Additionally, when integrating with the GitHub Action, you can fail builds if a scan detects missing authorization findings, preventing insecure deployments. The MCP Server allows AI coding assistants to surface these risks during development, promoting secure-by-design practices.

Frequently Asked Questions

Why does using Gorilla Mux with Cockroachdb increase the risk of IDOR compared to other frameworks?

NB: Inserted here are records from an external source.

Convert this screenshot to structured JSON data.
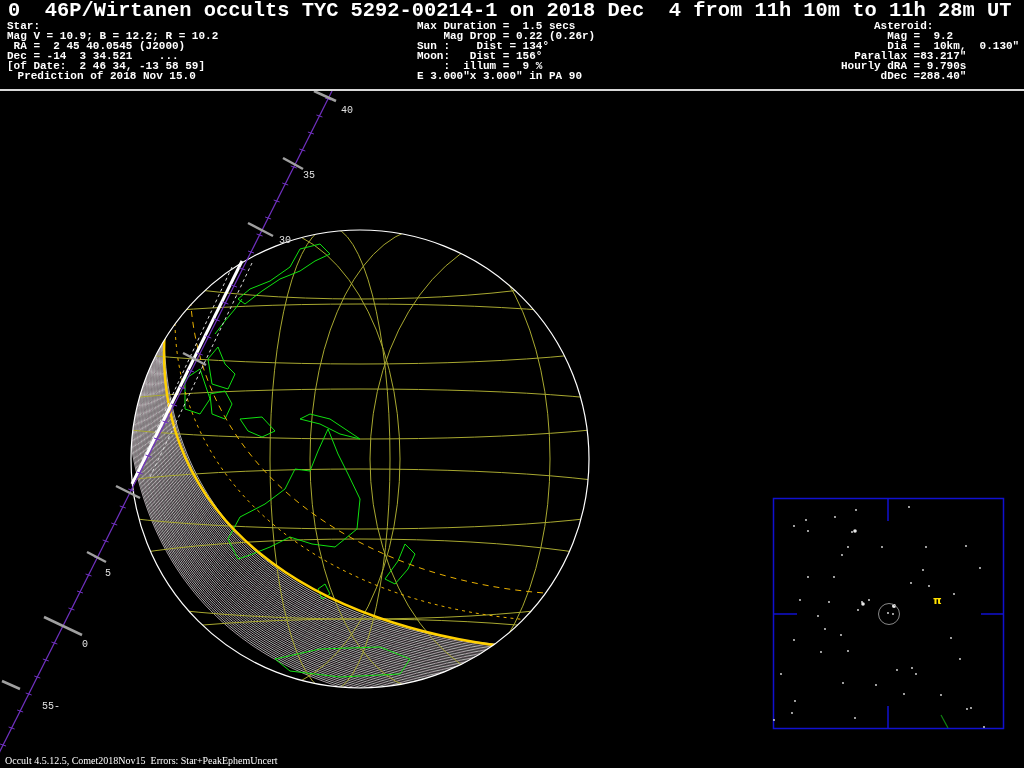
{
  "title": "0  46P/Wirtanen occults TYC 5292-00214-1 on 2018 Dec  4 from 11h 10m to 11h 28m UT",
  "star": [
    "Star:",
    "Mag V = 10.9; B = 12.2; R = 10.2",
    "RA =  2 45 40.0545 (J2000)",
    "Dec = -14  3 34.521    ...",
    "[of Date:  2 46 34, -13 58 59]",
    "Prediction of 2018 Nov 15.0"
  ],
  "event": [
    "Max Duration =  1.5 secs",
    "Mag Drop = 0.22 (0.26r)",
    "Sun :    Dist = 134°",
    "Moon:   Dist = 156°",
    ":  illum =  9 %",
    "E 3.000\"x 3.000\" in PA 90"
  ],
  "asteroid": [
    "Asteroid:",
    "Mag =  9.2",
    "Dia =  10km,  0.130\"",
    "Parallax =83.217\"",
    "Hourly dRA = 9.790s",
    "dDec =288.40\""
  ],
  "track_labels": [
    "40",
    "35",
    "30",
    "5",
    "0",
    "55-"
  ],
  "star_chart": {
    "marker": "π"
  },
  "footer": "Occult 4.5.12.5, Comet2018Nov15  Errors: Star+PeakEphemUncert"
}
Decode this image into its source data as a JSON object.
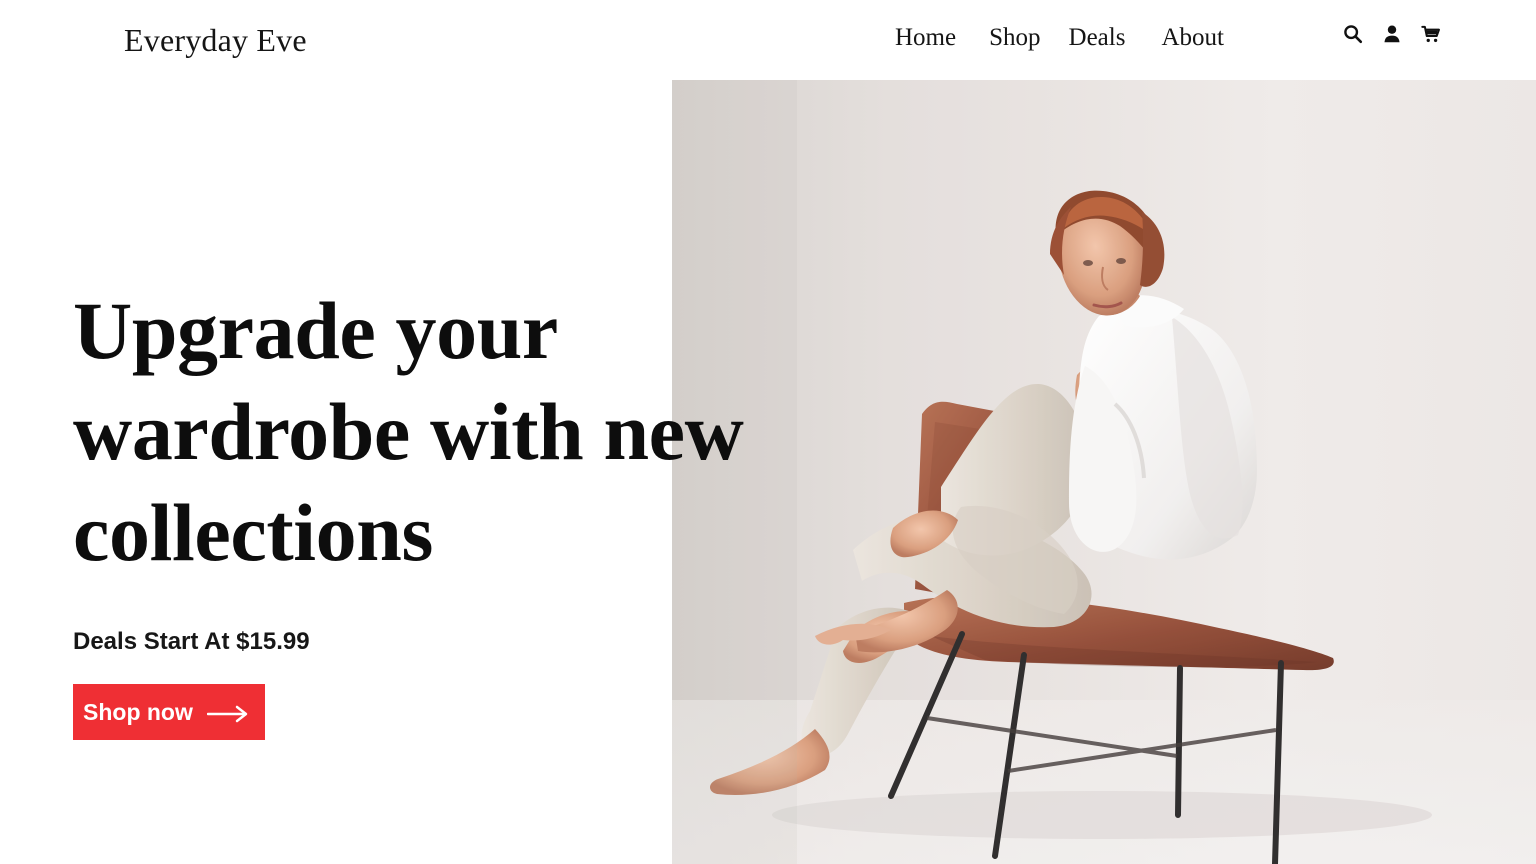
{
  "header": {
    "brand": "Everyday Eve",
    "nav": [
      {
        "label": "Home"
      },
      {
        "label": "Shop"
      },
      {
        "label": "Deals"
      },
      {
        "label": "About"
      }
    ],
    "icons": {
      "search": "search-icon",
      "account": "user-icon",
      "cart": "cart-icon"
    }
  },
  "hero": {
    "headline_lines": [
      "Upgrade your",
      "wardrobe with new",
      "collections"
    ],
    "deal_text": "Deals Start At $15.99",
    "cta_label": "Shop now",
    "cta_icon": "arrow-right-icon",
    "image": "woman-seated-on-chair-photo"
  },
  "colors": {
    "accent": "#ef2f34",
    "text": "#111111",
    "background": "#ffffff",
    "photo_background": "#ebe6e3"
  }
}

Gorilla Mux exposes route variables like {id} that are easy to manipulate. If the application does not enforce ownership checks before issuing Cockroachdb queries, attackers can iterate through IDs to access unauthorized data. Unlike frameworks with built-in resource-level permissions, Gorilla Mux requires explicit authorization logic in handlers, which when omitted or implemented inconsistently, creates a direct path to IDOR.
Can middleBrick automatically fix Broken Access Control vulnerabilities in Gorilla Mux apps using Cockroachdb?
No. middleBrick detects and reports Broken Access Control findings with severity, guidance, and mapping to frameworks like OWASP API Top 10, but it does not fix, patch, block, or remediate. Developers must implement authorization checks and scoped Cockroachdb queries based on the provided remediation guidance.